Glazer, Frazier, Bonilla and Baker all vote for assisted suicide bill, heads to Gov. Brown’s desk

By Allen Payton

The members of the State Senate and Assembly, representing Antioch, East County and Central Contra Costa County, all voted, this week, in favor of AB2X-15, the bill to allow for physician assisted suicide in California.

Labeled the End of Life Option Act, the bill, if signed into law by Governor Jerry Brown, will allow a doctor to prescribe a lethal dose of drugs to a mentally competent person who is diagnosed by two California physicians with having six months or less to live.

It passed the State Senate on a party line vote, with 23 Democrats, including Steve Glazer, who represents Antioch and was elected in a special election in June, voting in favor and 14 Republicans voting against. Two Democrats and one Republican didn’t vote.

Earlier in the week, the State Assembly passed it on a 44-35-1 vote, with Democrat Assemblymembers Jim Frazier, who represents Antioch, and Susan Bonilla from Concord, voting in favor. All but three Republicans voted against the bill. One of them was Catharine Baker, who was elected last year, representing the San Ramon Valley, and is the only Republican in the state legislature in the entire San Francisco Bay Area. Ten Democrats joined the other 25 Republicans in voting against the bill. One Democrat didn’t vote.

The bill, originally SB128 which was co-authored by Glazer, died in the Assembly, in July. It was resurrected with the new number. For the complete text of the bill and vote history, visit

To contact Gov. Brown’s office, visit

One Comment to “Glazer, Frazier, Bonilla and Baker all vote for assisted suicide bill, heads to Gov. Brown’s desk”

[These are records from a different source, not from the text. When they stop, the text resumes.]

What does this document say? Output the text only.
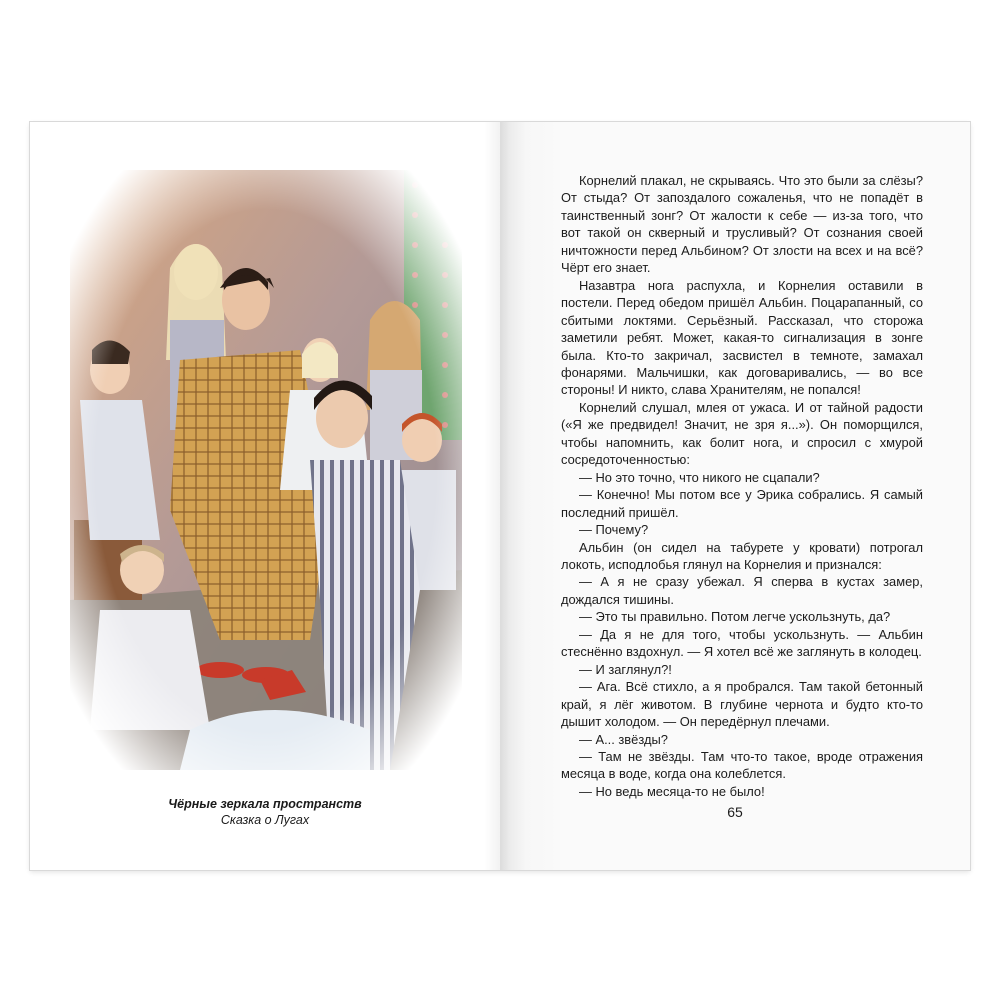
Чёрные зеркала пространств
Сказка о Лугах

Корнелий плакал, не скрываясь. Что это были за слёзы? От стыда? От запоздалого сожаленья, что не попадёт в таинственный зонг? От жалости к себе — из-за того, что вот такой он скверный и трусливый? От сознания своей ничтожности перед Альбином? От злости на всех и на всё? Чёрт его знает.

Назавтра нога распухла, и Корнелия оставили в постели. Перед обедом пришёл Альбин. Поцарапанный, со сбитыми локтями. Серьёзный. Рассказал, что сторожа заметили ребят. Может, какая-то сигнализация в зонге была. Кто-то закричал, засвистел в темноте, замахал фонарями. Мальчишки, как договаривались, — во все стороны! И никто, слава Хранителям, не попался!

Корнелий слушал, млея от ужаса. И от тайной радости («Я же предвидел! Значит, не зря я...»). Он поморщился, чтобы напомнить, как болит нога, и спросил с хмурой сосредоточенностью:

— Но это точно, что никого не сцапали?

— Конечно! Мы потом все у Эрика собрались. Я самый последний пришёл.

— Почему?

Альбин (он сидел на табурете у кровати) потрогал локоть, исподлобья глянул на Корнелия и признался:

— А я не сразу убежал. Я сперва в кустах замер, дождался тишины.

— Это ты правильно. Потом легче ускользнуть, да?

— Да я не для того, чтобы ускользнуть. — Альбин стеснённо вздохнул. — Я хотел всё же заглянуть в колодец.

— И заглянул?!

— Ага. Всё стихло, а я пробрался. Там такой бетонный край, я лёг животом. В глубине чернота и будто кто-то дышит холодом. — Он передёрнул плечами.

— А... звёзды?

— Там не звёзды. Там что-то такое, вроде отражения месяца в воде, когда она колеблется.

— Но ведь месяца-то не было!

65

  1. For your information assisted suicide is a homicide in Montana. Our MT Supreme Court ruled that if a doctor is charged with a homicide they might have a potential defense based on consent. The Court did not address civil liabilities. No one in Montana has immunity from civil or criminal charges. Does that sound legal to you? Oregon model bills have been rejected by our legislature in 2011, 2013 and 2015 because of gapping loopholes that expand the scope of abuse of elders and folks with disabilities of all ages. Passage would have established dangerous public policy.
    In Oregon and Washington heirs are allowed to participate from the start to the end eviscerating intended safe guards. Everyone involved in the lethal process gets immediate immunity and family members are not required to be contacted. A witness is not required to confirm the dose was self-administered so if they struggled and changed their mind who would ever know? In addition by these laws investigations or public inquiries are prohibited leaving no recourse for surviving family members who were not contacted. Does that sound like good public policy to you? This is very dangerous public policy that does not serve the common good. This is the same for California’s ABX2-15.
    Oregon and Washington should amend their initiative-sound-bite driven dangerous laws.